21st Deputy Speaker of the National Assembly of Pakistan
- Incumbent
- Assumed office 1 March 2024
- Speaker: Ayaz Sadiq
- Preceded by: Zahid Akram Durrani

Member of the National Assembly of Pakistan
- Incumbent
- Assumed office 29 February 2024
- Constituency: NA-208 Nawabshah-II
- In office 13 August 2018 – 10 August 2023
- Constituency: NA-214 (Shaheed Benazirabad-II)
- In office 16 November 2002 – 31 May 2018
- Constituency: NA-214 (Nawabshah-II)

Personal details
- Born: 27 October 1959 (age 66) Khairpur District, Sindh, Pakistan
- Party: PPP (2002-present)

= Syed Ghulam Mustafa Shah (politician) =

Pakistani politician

Syed Ghulam Mustafa Shah (born 27 October 1959) is a Pakistani politician who is currently serving as the Deputy Speaker of the National Assembly. He has been a member of the National Assembly of Pakistan since 29 February 2024 and previously served in this position from 2002 to May 2018 and then from August 2018 till August 2023.

==Early life==
He was born on 27 October 1959 in Khairpur District, Pakistan.

==Political career==

He was elected to the National Assembly of Pakistan as a candidate of Pakistan Peoples Party (PPP) from Constituency NA-214 (Nawabshah-II) in the 2002 Pakistani general election. He received 60,267 votes and defeated Mumtaz Ahmed Rahu, a candidate of National Alliance.

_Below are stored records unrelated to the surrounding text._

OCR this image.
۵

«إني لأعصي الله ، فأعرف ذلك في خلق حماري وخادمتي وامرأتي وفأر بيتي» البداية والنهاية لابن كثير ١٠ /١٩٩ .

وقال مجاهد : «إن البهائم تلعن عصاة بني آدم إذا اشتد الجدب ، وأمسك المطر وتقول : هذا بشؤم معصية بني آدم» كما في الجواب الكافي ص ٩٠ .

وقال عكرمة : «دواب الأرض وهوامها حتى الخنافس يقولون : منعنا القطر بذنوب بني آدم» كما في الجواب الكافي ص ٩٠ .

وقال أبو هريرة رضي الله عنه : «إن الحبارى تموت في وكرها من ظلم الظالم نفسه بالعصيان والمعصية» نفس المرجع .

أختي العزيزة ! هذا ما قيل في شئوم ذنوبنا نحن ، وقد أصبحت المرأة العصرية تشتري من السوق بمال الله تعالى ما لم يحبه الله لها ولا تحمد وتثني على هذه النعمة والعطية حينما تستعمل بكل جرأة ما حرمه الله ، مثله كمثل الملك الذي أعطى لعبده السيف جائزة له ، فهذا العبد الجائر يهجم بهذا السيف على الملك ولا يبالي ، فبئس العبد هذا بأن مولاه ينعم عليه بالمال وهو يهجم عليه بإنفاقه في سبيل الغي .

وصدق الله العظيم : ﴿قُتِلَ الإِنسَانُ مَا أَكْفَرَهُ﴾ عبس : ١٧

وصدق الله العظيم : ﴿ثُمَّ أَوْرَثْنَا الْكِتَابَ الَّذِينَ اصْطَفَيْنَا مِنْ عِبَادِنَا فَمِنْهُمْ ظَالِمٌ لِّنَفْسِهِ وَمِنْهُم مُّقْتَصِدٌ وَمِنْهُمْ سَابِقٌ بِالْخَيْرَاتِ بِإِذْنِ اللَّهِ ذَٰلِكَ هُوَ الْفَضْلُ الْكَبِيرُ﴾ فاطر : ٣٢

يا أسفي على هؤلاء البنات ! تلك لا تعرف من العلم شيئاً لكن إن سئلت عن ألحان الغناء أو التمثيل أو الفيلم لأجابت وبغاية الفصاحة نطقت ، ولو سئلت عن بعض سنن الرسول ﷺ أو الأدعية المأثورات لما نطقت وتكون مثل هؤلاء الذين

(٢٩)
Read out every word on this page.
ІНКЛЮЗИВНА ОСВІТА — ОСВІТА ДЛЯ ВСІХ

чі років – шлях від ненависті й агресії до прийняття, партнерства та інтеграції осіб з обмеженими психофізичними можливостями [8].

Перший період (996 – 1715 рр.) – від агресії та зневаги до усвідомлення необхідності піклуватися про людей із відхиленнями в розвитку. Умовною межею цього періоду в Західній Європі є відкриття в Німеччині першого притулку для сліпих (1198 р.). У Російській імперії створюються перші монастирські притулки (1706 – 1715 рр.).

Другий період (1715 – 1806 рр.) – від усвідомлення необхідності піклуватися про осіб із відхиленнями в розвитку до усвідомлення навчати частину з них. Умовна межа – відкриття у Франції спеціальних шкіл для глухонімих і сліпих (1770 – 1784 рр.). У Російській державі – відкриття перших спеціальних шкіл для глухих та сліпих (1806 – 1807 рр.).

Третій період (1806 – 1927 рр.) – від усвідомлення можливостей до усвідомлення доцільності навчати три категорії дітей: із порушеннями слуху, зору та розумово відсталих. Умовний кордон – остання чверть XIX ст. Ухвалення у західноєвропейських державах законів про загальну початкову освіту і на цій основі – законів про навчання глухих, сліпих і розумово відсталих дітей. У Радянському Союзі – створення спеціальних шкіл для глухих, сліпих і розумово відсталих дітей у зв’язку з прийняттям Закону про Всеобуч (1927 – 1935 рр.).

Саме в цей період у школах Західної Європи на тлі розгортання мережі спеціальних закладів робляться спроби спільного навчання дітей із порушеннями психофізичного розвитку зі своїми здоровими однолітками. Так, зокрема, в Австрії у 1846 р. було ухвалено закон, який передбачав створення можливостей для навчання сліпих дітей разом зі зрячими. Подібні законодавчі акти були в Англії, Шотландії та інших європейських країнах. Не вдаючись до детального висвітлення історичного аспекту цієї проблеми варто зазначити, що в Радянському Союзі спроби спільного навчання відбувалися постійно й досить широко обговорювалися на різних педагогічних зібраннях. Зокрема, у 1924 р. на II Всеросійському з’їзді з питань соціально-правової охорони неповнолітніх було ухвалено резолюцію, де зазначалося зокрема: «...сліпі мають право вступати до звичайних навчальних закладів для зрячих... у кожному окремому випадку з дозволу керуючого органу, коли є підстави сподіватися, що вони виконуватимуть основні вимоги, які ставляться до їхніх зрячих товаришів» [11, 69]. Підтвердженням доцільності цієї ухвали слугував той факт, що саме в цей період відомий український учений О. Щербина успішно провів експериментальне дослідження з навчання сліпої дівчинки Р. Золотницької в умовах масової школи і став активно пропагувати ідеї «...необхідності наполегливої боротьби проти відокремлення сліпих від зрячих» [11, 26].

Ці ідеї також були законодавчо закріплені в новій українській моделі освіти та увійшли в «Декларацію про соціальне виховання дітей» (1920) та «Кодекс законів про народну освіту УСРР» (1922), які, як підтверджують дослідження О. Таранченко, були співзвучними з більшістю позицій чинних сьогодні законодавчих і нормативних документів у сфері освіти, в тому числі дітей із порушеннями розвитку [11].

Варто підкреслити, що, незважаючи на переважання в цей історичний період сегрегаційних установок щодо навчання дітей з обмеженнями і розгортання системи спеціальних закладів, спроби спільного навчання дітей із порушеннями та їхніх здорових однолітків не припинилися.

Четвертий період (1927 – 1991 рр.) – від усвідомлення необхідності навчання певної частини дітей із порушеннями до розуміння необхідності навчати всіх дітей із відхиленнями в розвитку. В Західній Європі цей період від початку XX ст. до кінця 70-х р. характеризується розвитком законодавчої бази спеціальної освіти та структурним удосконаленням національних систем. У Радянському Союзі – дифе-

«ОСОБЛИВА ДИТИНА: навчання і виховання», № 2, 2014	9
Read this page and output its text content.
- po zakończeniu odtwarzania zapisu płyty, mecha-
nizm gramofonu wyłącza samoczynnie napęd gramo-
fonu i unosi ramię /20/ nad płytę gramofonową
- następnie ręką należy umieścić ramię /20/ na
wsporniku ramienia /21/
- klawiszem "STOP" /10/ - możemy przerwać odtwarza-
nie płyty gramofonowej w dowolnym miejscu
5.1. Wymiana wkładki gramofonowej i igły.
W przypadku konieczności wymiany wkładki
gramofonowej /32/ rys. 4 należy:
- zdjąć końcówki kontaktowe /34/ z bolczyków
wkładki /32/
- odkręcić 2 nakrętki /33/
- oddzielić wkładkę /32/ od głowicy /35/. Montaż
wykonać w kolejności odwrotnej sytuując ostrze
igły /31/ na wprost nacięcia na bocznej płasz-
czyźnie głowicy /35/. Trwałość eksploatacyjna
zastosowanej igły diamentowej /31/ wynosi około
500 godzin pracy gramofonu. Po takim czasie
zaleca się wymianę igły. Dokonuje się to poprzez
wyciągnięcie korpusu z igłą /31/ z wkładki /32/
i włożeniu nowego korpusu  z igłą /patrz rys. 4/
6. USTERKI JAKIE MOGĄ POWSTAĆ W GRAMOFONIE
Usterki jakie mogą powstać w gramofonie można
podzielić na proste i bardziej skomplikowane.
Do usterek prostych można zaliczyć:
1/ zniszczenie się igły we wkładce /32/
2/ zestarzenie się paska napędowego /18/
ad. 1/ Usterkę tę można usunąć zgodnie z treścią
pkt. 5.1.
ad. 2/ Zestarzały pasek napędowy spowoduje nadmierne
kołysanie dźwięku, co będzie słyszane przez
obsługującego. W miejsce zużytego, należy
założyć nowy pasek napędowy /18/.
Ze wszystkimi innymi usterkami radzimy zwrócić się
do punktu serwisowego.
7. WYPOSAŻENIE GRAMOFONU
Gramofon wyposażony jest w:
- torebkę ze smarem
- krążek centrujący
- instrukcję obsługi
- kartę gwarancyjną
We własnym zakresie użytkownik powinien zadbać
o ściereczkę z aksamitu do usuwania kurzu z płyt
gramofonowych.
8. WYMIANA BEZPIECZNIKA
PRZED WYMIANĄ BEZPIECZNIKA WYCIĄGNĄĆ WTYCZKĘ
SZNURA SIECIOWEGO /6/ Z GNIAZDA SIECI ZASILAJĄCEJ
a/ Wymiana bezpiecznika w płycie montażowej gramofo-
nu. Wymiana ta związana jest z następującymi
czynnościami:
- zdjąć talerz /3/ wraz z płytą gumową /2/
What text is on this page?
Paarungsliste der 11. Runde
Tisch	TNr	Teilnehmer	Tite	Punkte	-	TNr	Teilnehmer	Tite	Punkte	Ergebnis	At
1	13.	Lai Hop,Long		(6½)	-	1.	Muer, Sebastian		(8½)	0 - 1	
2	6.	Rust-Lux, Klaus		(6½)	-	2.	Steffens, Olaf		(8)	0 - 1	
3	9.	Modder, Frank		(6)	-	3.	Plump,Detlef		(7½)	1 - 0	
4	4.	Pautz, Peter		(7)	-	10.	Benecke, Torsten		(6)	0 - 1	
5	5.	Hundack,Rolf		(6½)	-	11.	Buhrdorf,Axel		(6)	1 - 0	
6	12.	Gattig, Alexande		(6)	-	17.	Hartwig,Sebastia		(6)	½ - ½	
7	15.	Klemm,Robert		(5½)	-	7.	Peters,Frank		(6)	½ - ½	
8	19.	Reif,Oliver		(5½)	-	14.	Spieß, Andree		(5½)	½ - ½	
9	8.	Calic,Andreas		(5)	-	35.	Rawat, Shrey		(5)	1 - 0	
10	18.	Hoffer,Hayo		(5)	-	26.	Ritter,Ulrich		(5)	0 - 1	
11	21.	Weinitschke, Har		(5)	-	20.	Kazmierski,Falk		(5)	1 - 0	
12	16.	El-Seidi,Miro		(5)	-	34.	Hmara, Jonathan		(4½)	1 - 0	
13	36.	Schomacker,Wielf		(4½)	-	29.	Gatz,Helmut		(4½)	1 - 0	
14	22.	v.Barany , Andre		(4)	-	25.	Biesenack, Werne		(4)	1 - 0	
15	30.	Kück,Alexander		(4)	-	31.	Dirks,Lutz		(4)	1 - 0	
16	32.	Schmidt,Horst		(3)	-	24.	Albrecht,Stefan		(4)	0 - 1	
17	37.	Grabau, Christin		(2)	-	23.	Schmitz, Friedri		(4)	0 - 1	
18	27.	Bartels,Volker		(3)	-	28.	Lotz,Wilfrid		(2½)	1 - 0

He was re-elected to the National Assembly as a candidate of PPP from Constituency NA-214 (Nawabshah-II) in the 2008 Pakistani general election. He received 81,194 votes and defeated Khan Muhammad Dhari, a candidate of Pakistan Muslim League (Q) (PML-Q).

He was re-elected to the National Assembly as a candidate of PPP from Constituency NA-214 (Nawabshah-II) in the 2013 Pakistani general election. He received 135,502 votes and defeated Ali Asghar Rind, a candidate of Pakistan Muslim League (N) (PML-N).

He was re-elected to the National Assembly as a candidate of PPP from Constituency NA-214 (Shaheed Benazirabad-II) in the 2018 Pakistani general election. He received 110,921 votes and defeated Syed Zainulabdin, a candidate of Sindh United Party (SUP).

He was re-elected to the National Assembly as a candidate of PPP from NA-208 Nawabshah-II in the 2024 Pakistani general election. He received 127,181 votes and defeated Syed Zainulabdin, a candidate of the Grand Democratic Alliance (GDA).

On 1 March 2024, he was elected as the Deputy Speaker of the National Assembly. He received 197 votes and defeated Junaid Akbar, a candidate of the Sunni Ittehad Council (SIC), which was supported by Pakistan Tehreek-e-Insaf (PTI).